Horse trainers feed it to their thoroughbreds during the racing season, fish lovers raise their most prized species in it, horticulturalists nurture exotic African violets with it-and people drink it. It is bottled water, and it is used for all those things because it is supposed to be purer than the stuff that comes from the tap.

As more and more Americans turn on their faucets only to have heavily chlorinated and sometimes foaming water spill into their glasses, the sales of bottled water soar. In the past five years, home consumption has increased by more than 50%, and is still rising by a snappy 10% per year. But no overall set of governmental standards or regulations has emerged to ensure that bottled water is not simply tap water in disguise, or something no better.

Scare Story.

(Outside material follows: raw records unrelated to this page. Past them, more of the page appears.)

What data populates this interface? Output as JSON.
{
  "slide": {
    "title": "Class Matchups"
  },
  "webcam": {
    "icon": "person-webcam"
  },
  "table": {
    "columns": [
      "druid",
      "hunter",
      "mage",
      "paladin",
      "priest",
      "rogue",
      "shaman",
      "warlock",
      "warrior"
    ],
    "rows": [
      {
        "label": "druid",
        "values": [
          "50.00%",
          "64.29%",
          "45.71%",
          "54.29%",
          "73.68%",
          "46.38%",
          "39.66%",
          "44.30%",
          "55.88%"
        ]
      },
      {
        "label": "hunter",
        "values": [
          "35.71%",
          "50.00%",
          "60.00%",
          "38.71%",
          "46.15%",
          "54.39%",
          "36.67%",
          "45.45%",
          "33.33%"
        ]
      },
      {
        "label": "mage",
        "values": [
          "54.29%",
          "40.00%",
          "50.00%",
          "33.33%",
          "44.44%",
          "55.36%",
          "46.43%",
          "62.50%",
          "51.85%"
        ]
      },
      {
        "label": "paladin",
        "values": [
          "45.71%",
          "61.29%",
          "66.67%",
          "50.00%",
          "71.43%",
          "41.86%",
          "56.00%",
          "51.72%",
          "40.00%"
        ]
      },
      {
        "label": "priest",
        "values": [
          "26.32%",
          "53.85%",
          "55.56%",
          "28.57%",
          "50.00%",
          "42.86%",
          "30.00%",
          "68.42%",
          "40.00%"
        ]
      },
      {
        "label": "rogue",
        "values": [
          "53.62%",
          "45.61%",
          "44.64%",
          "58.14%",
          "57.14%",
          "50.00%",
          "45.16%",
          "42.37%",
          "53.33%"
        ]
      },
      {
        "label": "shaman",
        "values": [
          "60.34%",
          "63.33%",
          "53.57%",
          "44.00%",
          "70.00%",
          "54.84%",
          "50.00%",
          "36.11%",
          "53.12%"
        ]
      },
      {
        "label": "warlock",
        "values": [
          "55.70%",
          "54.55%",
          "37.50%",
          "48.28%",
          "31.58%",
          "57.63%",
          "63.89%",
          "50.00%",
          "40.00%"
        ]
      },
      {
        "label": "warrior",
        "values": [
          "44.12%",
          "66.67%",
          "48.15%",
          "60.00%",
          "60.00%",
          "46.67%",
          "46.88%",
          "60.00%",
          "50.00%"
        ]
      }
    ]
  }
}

One reason for the delay is jurisdictional confusion within Washington's bureaucracy. Officials cannot agree whether bottled water is a "food" under the auspices of the Food and Drug Administration or should more properly be considered part of a community's water supply and therefore in the purview of the Environmental Protection Agency. A bill pending in Congress, sponsored by Democratic Representative John S. Monagan of Connecticut, would help solve the dilemma by giving the EPA authority to set uniform standards for all bottled water.

The Federal Trade Commission, which watches over product advertising, will have an additional regulatory role no matter what the outcome. Some promotional campaigns for bottled water have sought to boost sales by attacking the quality of municipal drinking water. Schweppes Ltd. found the reception chilly when it developed plans to test-market bottled water in Philadelphia with ads that slurred the city's water supply. Fear of official complaints prompted the company to abandon the project before it got started.

FTC attorneys are concerned about deceptive labeling and advertising of the water inside the bottle. To well-traveled Americans, bottled water evokes exotic, health-giving European spas. In the U.S., however, only 1% of bottled water is imported-and, of course, now subject to the 10% surtax. Only half of the bottled water sold in the U.S. comes from underground springs. The rest is tap water that has been purified and elaborately filtered. But ads for the finished product often make it sound as if it had gurgled fresh from the ground in some sylvan mountain glen. Says one FTC attorney who has handled half a dozen such cases in the past year: "Usually the bottled water in question is represented as being fresh spring water, but is in fact only vvell-filtered tap water. There is nothing in any way unhealthy about it; it's just not spring water."

While the jurisdictional head-scratching continues, executives in the $110 million bottled water industry grow increasingly anxious for some sort of regulation. Though no cases of illness caused by bottled water have yet been reported, one recent test sampling of four brands of bottled water sold in Washington, D.C., revealed bacteria counts anywhere from seven to 70 times greater in three of the brands than in ordinary Washington area tap water. The highest count was scored by Deer Park Mountain Spring Water, owned by the Nestle Co. But Deer Park officials contend that the bacteria are harmless to human health and contribute only to the water's distinctive taste. Says Fred H. Jones, executive director of the American Bottled Water Association: "We're concerned that some small bottler may bottle up some impure water and get some people sick." Many bottlers fear that a single severe scare story could send the entire industry down the drain.